Sudderth stated that the lack of coordination for pandemic supplies is affecting the state's ability to get the supplies that are needed. Therefore, they are pushing back on the federal government to speed up the process. States are not seeing as much support as they would like. For example, Michigan hospitals have a long list of orders on back order. This includes gowns, gloves, and respirators. Sudderth stated they are doing what they can to increase supplies, but it’s not happening fast enough. As a result, the MHA has asked private manufacturers to start making supplies for now. Hospitals also struggle to get the testing kits they need. Williams stated that the state won’t cover half of what they need.

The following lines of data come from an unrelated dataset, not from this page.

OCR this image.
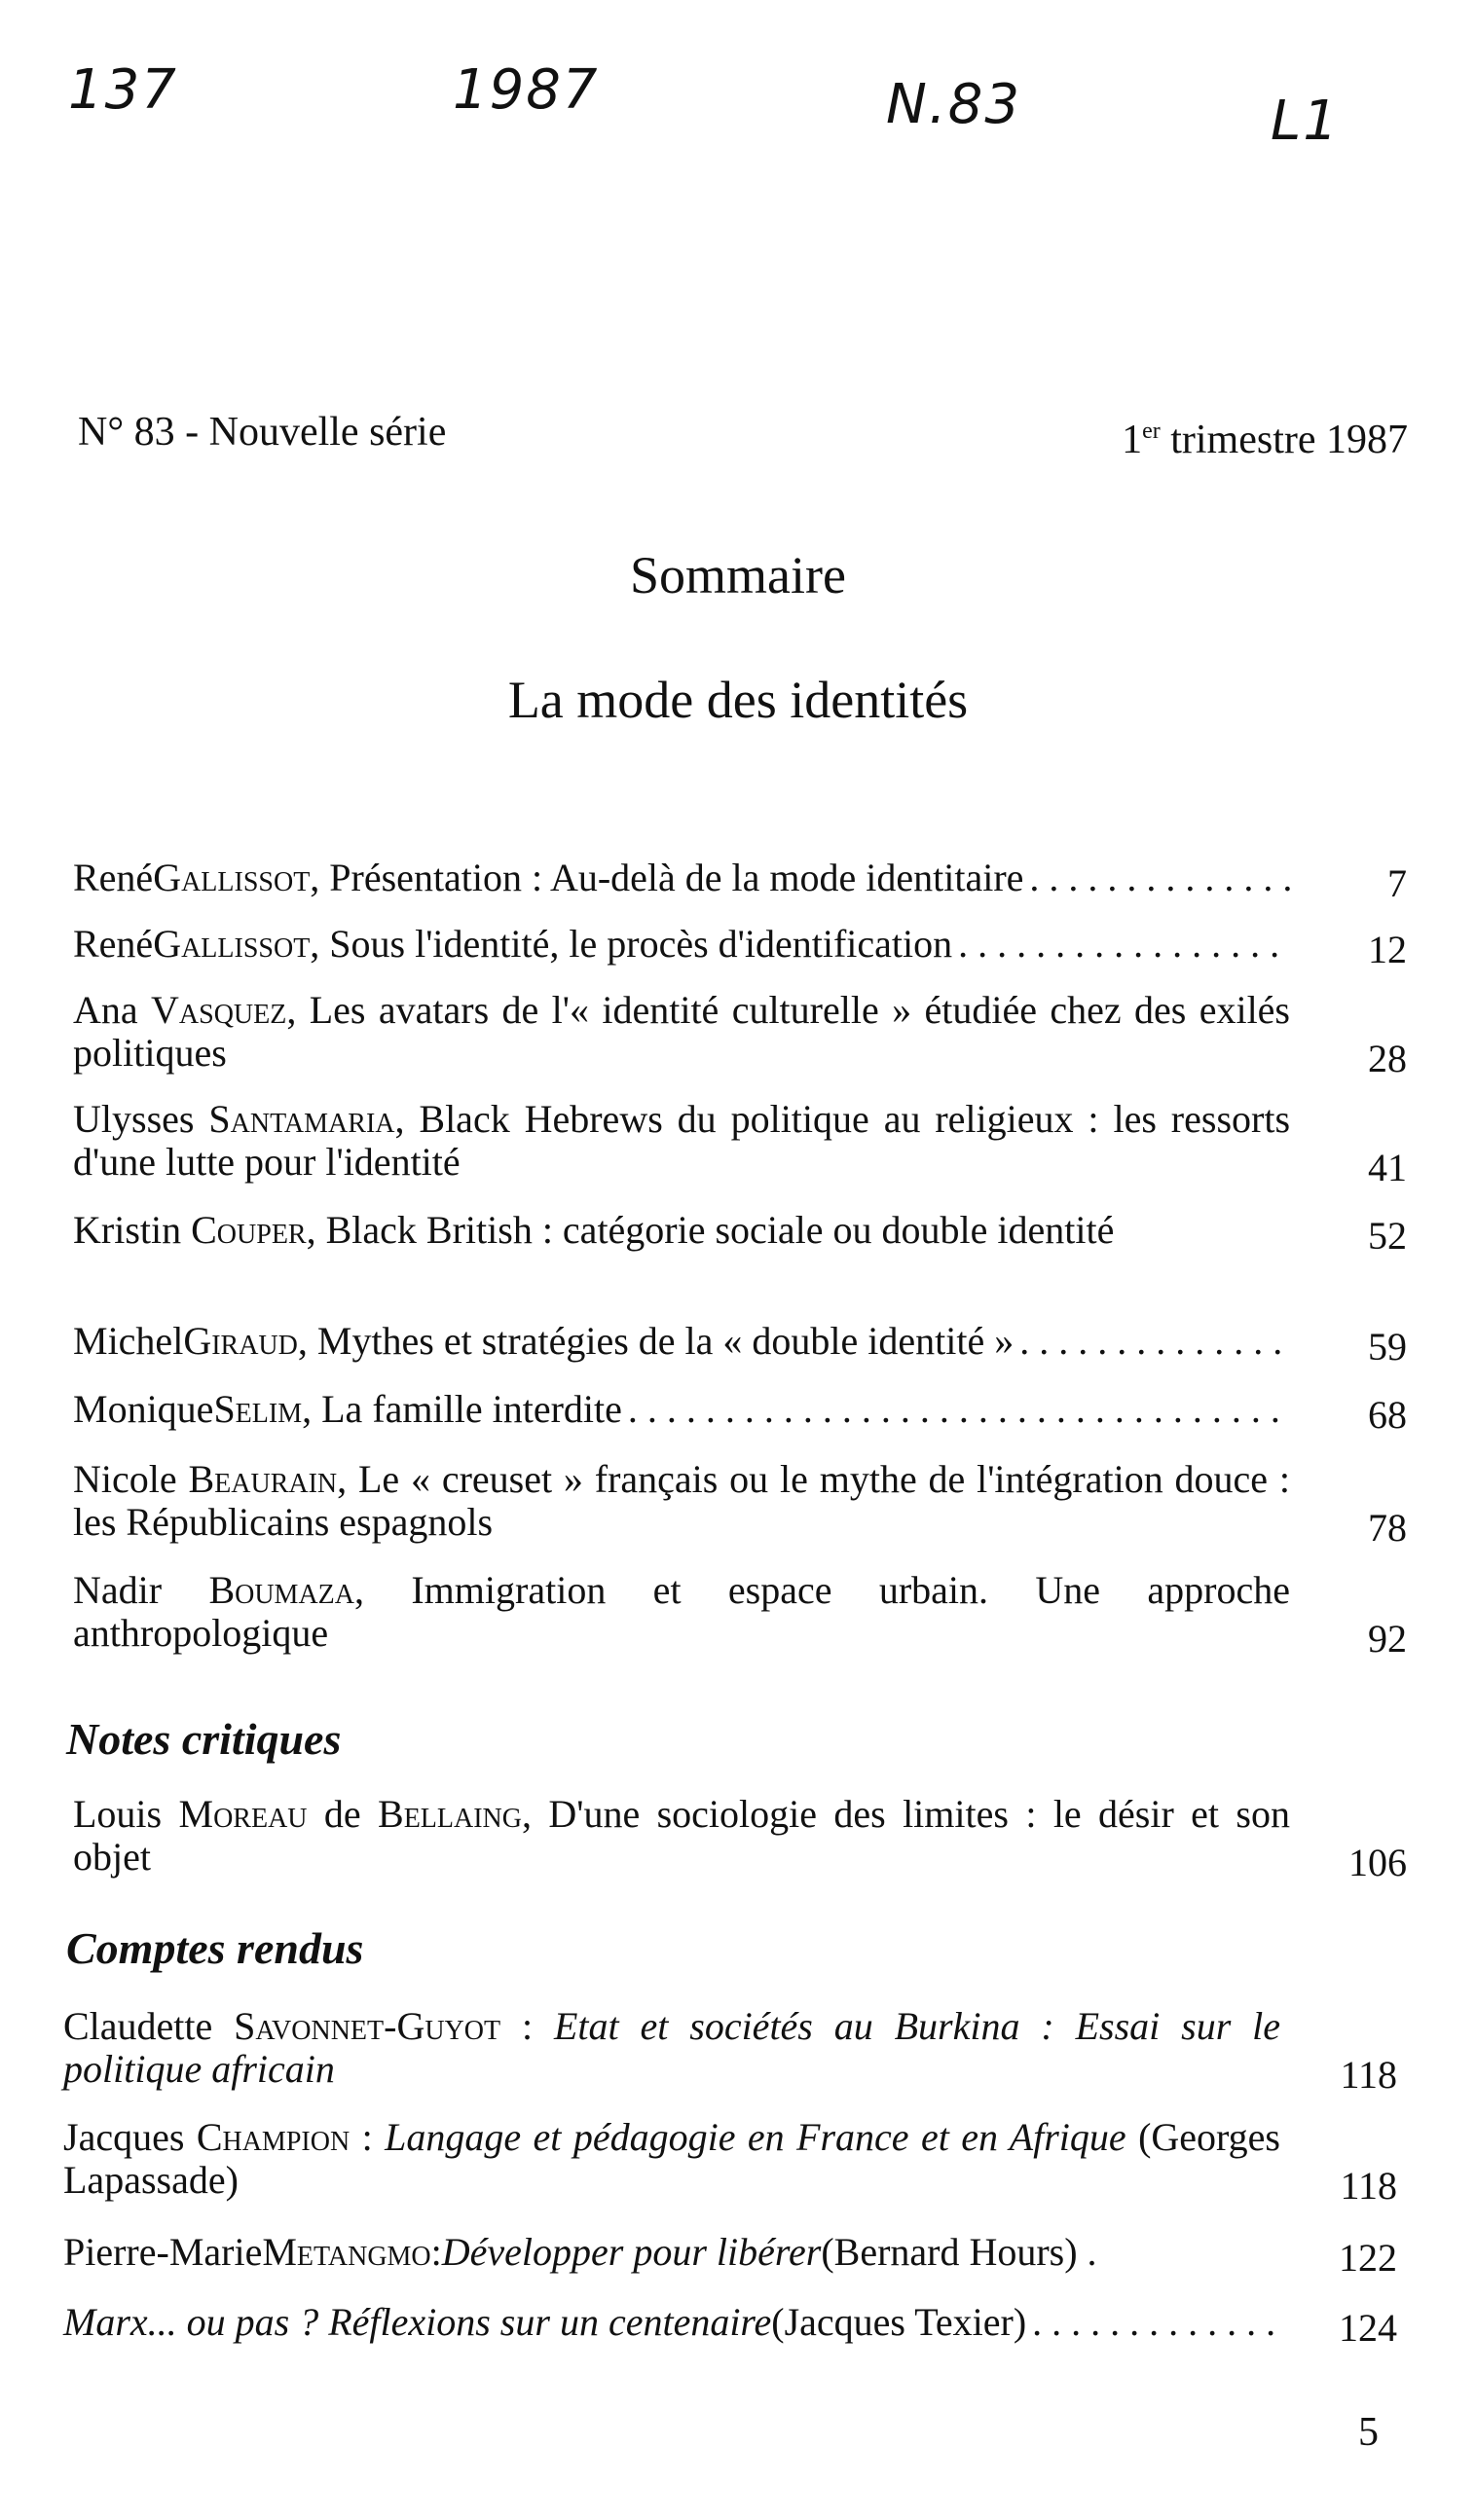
137	1987	N.83	L1
N° 83 - Nouvelle série	1er trimestre 1987
Sommaire
La mode des identités
René Gallissot , Présentation : Au-delà de la mode identitaire . . .	7
René Gallissot , Sous l'identité, le procès d'identification . . .	12
Ana Vasquez, Les avatars de l'« identité culturelle » étudiée chez des exilés politiques	28
Ulysses Santamaria, Black Hebrews du politique au religieux : les ressorts d'une lutte pour l'identité	41
Kristin Couper, Black British : catégorie sociale ou double identité	52
Michel Giraud , Mythes et stratégies de la « double identité » . . .	59
Monique Selim , La famille interdite . . .	68
Nicole Beaurain, Le « creuset » français ou le mythe de l'intégration douce : les Républicains espagnols	78
Nadir Boumaza, Immigration et espace urbain. Une approche anthropologique	92
Notes critiques
Louis Moreau de Bellaing, D'une sociologie des limites : le désir et son objet	106
Comptes rendus
Claudette Savonnet-Guyot : Etat et sociétés au Burkina : Essai sur le politique africain	118
Jacques Champion : Langage et pédagogie en France et en Afrique (Georges Lapassade)	118
Pierre-Marie Metangmo : Développer pour libérer (Bernard Hours) .	122
Marx... ou pas ? Réflexions sur un centenaire (Jacques Texier) . . .	124
5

Aside from personal protection supplies, Sudderth stated that the MHA also needs ventilators and testing kits. She indicated that hospital staff is having to cub swabs in half to prolong their supply. They are also using FDA-approved alternative supplies for testing. The FDA is easing up on modification enforcements for ventilators. They are also allowing hospitals to use them in different settings. However, many healthcare systems still don’t have the number of ventilators they need and are looking into used equipment to fill the gap.